MoonPay has achieved recertification under the PCI DSS 4.0.1 standard.

2026-04-07

MoonPay has secured PCI DSS 4.0.1 recertification, reaffirming its Level 1 compliance status within the enhanced payment security framework.

In March 2025, MoonPay initially achieved certification under PCI DSS 4.0. The recent version, 4.0.1, does not introduce new requirements but instead clarifies existing guidelines and offers more consistent implementation support for organizations.

Scope and Significance of Compliance

Maintaining Level 1 compliance signifies that MoonPay’s security measures continue to meet the updated standards without necessitating major changes to its compliance program. This certification is particularly stringent, typically reserved for entities processing significant volumes of card transactions.

In addition to PCI DSS Level 1, MoonPay holds several other certifications including SOC 2 Type 2, ISO 27001, ISO 27018, and ISO 27701. These collectively address various aspects of information security management, privacy controls, and cloud-based personal data protection.

A company representative highlighted that upholding this certification amidst evolving standards underscores a continuous commitment to maintaining robust security practices, providing users with assurance as the regulatory landscape shifts.

Context and Industry Relevance

The PCI DSS 4.0.1 standard was released by the PCI Security Standards Council to correct minor errors and ambiguities in version 4.0. Organizations certified under 4.0 were mandated to transition to 4.0.1 to retain valid compliance status.
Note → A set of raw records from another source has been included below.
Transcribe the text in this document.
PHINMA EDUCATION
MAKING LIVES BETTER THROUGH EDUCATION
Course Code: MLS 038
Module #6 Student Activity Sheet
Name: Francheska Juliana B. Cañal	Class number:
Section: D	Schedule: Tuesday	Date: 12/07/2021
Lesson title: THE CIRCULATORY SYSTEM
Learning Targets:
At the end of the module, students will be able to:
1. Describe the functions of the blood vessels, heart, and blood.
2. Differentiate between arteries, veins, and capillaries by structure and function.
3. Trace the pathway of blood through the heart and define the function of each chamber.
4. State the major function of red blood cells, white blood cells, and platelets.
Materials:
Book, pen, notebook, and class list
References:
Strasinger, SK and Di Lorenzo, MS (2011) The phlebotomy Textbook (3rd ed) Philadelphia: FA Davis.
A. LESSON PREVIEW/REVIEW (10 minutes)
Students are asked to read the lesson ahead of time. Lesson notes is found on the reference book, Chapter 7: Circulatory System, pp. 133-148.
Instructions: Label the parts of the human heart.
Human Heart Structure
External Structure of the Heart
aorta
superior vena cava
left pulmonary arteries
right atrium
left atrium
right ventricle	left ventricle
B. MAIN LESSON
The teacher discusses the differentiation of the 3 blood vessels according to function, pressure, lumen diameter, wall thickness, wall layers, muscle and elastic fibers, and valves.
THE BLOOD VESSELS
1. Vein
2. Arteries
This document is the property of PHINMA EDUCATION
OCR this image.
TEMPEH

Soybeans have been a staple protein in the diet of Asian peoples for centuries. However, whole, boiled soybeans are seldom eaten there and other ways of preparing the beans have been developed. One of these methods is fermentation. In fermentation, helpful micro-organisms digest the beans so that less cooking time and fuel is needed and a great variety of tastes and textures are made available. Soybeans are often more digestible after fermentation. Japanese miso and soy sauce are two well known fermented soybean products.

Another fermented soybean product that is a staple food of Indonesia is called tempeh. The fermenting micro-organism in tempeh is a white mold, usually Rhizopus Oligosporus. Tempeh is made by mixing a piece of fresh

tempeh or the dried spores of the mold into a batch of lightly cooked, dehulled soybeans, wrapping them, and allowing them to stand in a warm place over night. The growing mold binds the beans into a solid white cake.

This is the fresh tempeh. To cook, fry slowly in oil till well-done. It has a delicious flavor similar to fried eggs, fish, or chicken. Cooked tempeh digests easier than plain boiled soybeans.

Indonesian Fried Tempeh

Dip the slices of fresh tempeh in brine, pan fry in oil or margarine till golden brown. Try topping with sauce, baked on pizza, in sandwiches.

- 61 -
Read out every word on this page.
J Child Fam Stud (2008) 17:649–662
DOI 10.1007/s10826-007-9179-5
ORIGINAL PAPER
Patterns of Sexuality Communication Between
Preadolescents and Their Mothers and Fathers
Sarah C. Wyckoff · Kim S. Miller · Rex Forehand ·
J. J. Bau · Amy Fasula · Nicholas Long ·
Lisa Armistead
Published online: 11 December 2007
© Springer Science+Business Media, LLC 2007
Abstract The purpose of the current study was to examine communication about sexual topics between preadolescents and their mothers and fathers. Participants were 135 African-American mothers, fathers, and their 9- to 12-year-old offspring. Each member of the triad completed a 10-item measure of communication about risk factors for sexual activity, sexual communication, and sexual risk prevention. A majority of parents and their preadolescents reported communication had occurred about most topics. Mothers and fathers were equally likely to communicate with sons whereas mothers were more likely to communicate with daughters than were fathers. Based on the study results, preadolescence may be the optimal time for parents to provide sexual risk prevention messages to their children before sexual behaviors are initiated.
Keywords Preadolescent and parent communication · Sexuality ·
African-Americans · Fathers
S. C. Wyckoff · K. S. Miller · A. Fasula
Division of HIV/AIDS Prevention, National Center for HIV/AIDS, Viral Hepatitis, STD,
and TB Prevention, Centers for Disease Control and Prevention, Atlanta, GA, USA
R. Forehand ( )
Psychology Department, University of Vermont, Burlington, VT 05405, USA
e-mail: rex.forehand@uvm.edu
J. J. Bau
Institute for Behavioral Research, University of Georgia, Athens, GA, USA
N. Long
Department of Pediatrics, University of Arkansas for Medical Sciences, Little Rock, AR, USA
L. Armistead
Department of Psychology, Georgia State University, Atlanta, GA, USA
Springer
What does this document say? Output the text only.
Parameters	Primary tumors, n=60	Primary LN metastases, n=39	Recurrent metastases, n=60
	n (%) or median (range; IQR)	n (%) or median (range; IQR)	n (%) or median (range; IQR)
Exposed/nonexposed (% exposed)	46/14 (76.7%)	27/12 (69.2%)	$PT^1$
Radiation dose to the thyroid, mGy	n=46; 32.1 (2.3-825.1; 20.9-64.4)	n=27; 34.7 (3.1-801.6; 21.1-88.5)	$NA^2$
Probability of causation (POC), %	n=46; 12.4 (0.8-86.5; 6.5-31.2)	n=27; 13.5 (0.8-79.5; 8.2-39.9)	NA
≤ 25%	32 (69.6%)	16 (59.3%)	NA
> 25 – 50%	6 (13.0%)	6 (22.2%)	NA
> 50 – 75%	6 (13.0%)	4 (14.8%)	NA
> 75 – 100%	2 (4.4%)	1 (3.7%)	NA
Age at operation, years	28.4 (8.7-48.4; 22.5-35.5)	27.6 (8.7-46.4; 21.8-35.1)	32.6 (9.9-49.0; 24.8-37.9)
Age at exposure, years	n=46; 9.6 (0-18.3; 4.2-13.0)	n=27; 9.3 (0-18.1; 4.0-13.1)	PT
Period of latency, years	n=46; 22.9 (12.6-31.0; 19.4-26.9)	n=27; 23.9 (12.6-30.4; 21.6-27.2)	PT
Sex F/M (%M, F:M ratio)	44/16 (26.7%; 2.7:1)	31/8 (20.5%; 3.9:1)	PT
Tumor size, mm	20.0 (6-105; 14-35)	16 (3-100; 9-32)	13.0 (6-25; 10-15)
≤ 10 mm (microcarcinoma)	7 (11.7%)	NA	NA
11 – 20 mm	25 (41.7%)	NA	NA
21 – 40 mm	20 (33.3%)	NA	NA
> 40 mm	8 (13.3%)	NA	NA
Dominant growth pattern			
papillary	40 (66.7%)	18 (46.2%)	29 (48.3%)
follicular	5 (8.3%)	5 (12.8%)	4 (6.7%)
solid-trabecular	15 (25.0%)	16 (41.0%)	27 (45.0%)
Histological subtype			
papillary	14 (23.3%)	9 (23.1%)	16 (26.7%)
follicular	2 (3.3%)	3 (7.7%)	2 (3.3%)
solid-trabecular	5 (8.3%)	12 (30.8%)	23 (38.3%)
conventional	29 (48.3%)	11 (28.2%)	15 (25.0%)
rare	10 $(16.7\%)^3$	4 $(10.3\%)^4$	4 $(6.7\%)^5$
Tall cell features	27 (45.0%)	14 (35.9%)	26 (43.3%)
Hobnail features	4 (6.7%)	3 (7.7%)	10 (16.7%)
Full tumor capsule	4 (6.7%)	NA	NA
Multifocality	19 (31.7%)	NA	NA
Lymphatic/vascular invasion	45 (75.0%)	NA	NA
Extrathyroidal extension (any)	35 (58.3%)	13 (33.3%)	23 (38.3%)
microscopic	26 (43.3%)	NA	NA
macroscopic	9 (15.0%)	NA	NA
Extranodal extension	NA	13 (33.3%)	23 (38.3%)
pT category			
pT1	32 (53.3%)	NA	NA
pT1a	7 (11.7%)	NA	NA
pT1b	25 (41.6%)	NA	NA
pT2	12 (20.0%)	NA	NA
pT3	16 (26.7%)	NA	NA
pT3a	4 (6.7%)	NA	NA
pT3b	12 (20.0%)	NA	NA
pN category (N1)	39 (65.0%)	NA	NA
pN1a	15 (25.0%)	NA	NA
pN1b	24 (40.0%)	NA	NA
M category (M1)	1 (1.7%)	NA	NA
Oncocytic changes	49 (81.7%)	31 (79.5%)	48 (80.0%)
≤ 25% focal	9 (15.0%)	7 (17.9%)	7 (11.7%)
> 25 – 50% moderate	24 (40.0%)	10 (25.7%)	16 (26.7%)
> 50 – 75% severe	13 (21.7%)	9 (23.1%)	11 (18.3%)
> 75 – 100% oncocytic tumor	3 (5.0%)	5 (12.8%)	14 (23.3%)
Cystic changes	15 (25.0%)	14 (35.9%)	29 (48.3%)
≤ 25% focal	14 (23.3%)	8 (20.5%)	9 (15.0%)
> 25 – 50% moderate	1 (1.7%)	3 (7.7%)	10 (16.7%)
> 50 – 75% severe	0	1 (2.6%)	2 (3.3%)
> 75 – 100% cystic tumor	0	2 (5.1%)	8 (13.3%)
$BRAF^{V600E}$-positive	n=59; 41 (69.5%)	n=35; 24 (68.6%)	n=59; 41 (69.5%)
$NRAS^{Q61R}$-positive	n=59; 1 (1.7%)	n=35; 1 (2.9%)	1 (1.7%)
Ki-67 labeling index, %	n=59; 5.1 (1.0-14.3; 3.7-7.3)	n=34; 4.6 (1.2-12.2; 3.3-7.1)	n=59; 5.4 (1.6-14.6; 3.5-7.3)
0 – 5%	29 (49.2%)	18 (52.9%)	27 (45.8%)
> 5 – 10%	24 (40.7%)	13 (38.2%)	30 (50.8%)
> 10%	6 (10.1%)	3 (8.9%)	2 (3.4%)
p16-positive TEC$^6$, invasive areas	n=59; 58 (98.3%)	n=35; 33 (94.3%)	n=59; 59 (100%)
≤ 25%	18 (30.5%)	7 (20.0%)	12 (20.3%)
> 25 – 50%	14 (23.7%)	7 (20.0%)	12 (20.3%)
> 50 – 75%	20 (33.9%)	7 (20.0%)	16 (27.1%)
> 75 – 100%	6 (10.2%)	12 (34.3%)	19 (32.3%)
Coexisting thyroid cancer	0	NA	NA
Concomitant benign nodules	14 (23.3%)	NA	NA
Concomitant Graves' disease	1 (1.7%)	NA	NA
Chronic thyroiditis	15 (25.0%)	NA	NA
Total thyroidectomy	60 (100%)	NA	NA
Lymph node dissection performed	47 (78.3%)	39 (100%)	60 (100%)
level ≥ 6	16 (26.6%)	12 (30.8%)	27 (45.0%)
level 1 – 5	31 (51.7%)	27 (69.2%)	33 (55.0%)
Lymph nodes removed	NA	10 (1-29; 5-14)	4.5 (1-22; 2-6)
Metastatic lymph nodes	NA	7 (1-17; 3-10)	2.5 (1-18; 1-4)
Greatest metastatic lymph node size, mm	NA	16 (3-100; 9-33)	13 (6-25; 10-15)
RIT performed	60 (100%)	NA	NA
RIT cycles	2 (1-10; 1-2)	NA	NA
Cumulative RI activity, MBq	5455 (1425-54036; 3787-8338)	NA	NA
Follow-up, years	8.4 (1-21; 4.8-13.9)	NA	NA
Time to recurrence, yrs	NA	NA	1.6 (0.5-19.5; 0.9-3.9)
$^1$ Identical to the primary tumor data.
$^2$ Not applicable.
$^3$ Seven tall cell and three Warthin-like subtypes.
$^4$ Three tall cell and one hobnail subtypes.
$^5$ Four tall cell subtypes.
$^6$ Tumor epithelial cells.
This standard dictates how entities handling cardholder data must protect it, with its requirements enforced globally through card network rules. For crypto platforms managing fiat on-ramps and card-based transactions, PCI DSS compliance is crucial for integration into traditional payment ecosystems.

As regulatory attention intensifies around crypto-linked payment services worldwide, security certifications like these carry significant operational and reputational importance. MoonPay’s recertification aligns the company with industry requirements as broader standards evolve to prioritize consumer data protection and transaction security.